Recap: iClicker overfitting 2

Which of the following statements about overfitting is true?

    1. Overfitting makes the model more accurate on both training and unseen data.
    1. Overfitting means the model captures noise or irrelevant details from the training data.
    1. Overfitting is desirable because it reduces both training and test error.
    1. In real-world problems, models are always at risk of overfitting if not properly validated.

Recap: iClicker underfitting

How might one address the issue of underfitting in a machine learning model.

    1. Introduce more noise to the training data.
    1. Remove features that might be relevant to the prediction.
    1. Increase the model’s complexity (e.g., more parameters, features, or deeper trees)
    1. Use a smaller dataset for training.

The fundamental tradeoff

  • As you increase the model complexity, training score tends to go up and the gap between train and validation scores tends to go up.
  • How to pick a model?

iClicker 4.1

Select all of the following statements which are TRUE.

    1. Analogy-based models find examples from the test set that are most similar to the query example we are predicting.
    1. Euclidean distance will always have a non-negative value.
    1. With \(k\)-NN, setting the hyperparameter \(k\) to larger values typically reduces training error.
    1. Similar to decision trees, \(k\)-NNs finds a small set of good features.
    1. In \(k\)-NN, with \(k > 1\), the classification of the closest neighbour to the test example always contributes the most to the prediction.

iClicker 4.2

Select all of the following statements which are TRUE.

    1. \(k\)-NN may perform poorly in high-dimensional space (say, d > 1000).
    1. In sklearn’s SVC classifier, large values of gamma tend to result in higher training score but probably lower validation score.
    1. If we increase both gamma and C, we can’t be certain if the model becomes more complex or less complex.
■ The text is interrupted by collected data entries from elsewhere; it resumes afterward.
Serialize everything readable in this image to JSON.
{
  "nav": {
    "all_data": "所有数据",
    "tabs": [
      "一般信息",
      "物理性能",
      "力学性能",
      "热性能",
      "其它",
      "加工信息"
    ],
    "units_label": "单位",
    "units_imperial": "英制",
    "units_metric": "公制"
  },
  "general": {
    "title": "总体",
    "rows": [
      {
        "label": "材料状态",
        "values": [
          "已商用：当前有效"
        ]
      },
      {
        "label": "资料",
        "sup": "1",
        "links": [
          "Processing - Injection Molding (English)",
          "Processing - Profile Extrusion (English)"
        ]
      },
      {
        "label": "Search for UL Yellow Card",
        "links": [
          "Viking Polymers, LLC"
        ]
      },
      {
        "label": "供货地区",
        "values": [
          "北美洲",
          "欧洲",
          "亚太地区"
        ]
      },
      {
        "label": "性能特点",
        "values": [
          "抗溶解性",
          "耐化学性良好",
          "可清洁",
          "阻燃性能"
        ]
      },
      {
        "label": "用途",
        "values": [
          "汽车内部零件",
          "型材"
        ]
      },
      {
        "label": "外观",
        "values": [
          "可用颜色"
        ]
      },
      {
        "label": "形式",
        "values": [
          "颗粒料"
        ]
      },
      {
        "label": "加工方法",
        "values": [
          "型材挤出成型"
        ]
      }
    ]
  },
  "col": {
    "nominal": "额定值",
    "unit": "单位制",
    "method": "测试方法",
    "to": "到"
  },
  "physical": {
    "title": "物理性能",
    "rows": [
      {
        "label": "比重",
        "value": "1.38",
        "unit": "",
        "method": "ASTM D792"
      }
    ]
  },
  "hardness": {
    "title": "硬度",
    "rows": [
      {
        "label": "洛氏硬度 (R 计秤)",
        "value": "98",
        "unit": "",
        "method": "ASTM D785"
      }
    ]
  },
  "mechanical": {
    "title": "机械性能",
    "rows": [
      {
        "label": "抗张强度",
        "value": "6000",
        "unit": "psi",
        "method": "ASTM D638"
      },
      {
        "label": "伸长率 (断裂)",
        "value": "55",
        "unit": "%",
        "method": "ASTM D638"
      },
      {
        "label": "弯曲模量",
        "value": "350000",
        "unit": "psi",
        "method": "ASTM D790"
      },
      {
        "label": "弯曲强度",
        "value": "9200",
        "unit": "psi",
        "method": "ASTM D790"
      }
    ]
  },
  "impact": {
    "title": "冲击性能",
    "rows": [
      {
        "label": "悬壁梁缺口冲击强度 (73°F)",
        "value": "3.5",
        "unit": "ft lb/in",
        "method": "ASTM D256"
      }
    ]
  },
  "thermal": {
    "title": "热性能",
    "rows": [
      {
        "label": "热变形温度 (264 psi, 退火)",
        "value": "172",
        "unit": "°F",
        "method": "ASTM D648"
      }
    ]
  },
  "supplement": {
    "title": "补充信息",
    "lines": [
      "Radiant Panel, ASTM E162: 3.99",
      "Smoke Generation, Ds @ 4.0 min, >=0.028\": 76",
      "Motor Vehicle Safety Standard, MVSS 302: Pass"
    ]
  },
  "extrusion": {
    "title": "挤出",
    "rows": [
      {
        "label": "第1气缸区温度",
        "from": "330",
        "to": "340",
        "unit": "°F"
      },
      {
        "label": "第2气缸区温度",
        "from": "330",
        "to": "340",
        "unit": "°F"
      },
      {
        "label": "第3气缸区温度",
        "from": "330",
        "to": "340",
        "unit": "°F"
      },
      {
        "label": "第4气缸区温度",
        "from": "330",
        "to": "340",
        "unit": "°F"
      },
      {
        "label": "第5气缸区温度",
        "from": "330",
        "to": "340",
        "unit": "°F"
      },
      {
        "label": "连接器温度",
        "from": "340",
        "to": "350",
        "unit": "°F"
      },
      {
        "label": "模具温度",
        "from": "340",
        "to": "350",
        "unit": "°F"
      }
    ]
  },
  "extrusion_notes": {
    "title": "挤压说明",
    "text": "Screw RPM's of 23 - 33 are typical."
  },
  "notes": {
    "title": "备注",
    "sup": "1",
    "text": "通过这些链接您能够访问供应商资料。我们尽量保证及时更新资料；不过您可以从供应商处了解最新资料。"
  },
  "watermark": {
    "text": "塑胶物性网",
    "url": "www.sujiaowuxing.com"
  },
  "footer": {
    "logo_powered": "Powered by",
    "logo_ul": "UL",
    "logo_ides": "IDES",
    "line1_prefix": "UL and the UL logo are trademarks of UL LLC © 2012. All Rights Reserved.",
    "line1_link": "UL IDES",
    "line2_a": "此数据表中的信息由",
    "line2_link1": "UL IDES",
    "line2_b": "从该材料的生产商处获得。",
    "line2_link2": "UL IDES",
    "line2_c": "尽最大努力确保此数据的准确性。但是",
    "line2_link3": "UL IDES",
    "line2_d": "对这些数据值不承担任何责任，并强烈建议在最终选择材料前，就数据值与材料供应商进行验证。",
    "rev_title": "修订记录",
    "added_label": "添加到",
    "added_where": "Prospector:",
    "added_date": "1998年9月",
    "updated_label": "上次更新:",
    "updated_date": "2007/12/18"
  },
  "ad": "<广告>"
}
Similarity-based algorithms

  • Use similarity or distance metrics to predict targets.
  • Examples: \(k\)-nearest neighbors, Support Vector Machines (SVMs) with RBF Kernel.

\(k\)-nearest neighbours

  • Classifies an object based on the majority label among its \(k\) closest neighbors.
  • Main hyperparameter: \(k\) or n_neighbors in sklearn
  • Distance Metrics: Euclidean
  • Strengths: simple and intuitive, can learn complex decision boundaries
  • Challenges: Sensitive to the choice of distance metric and scaling (coming up).

Curse of dimensionality

  • As dimensionality increases, the volume of the space increases exponentially, making the data sparse.
  • Distance metrics lose meaning
    • Accidental similarity swamps out meaningful similarity
    • All points become almost equidistant.
  • Overfitting becomes likely: Harder to generalize with high-dimensional data.
  • How to deal with this?
    • Dimensionality reduction (PCA) (not covered in this course)
    • Feature selection techniques.

SVMs with RBF kernel

  • RBF Kernel: Radial Basis Function, a way to transform data into higher dimensions implicitly.
  • Strengths
    • Effective in high-dimensional and sparse data
    • Good performance on non-linear problems.
  • Hyperparameters:
    • \(C\): Regularization parameter (trade-off between correct classification of training examples and maximization of the decision margin).
    • gamma (\(\gamma\)): controls how fast the similarity decays with distance

Intuition of C and gamma in SVM RBF

  • C (Regularization): Controls the trade-off between perfect training accuracy and having a simpler decision boundary.
    • High C: Strict, complex boundary (overfitting risk).
    • Low C: More errors allowed, smoother boundary (generalizes better).
  • Gamma (Kernel Width): Controls the influence of individual data points.
    • High Gamma: Points have local impact, complex boundary.
    • Low Gamma: Points affect broader areas, smoother boundary.
  • Key trade-off: Proper balance between C and gamma is crucial for avoiding overfitting or underfitting.

Class demo

Models

Supervised models we have seen

  • Decision trees: Split data into subsets based on feature values to create decision rules
  • \(k\)-NNs: Classify based on the majority vote from \(k\) nearest neighbors
  • SVM RBFs: Create a boundary using an RBF kernel to separate classes

Comparison of models (activity)

Model Parameters and hyperparameters Strengths Weaknesses
Decision Trees
KNNs
SVM RBF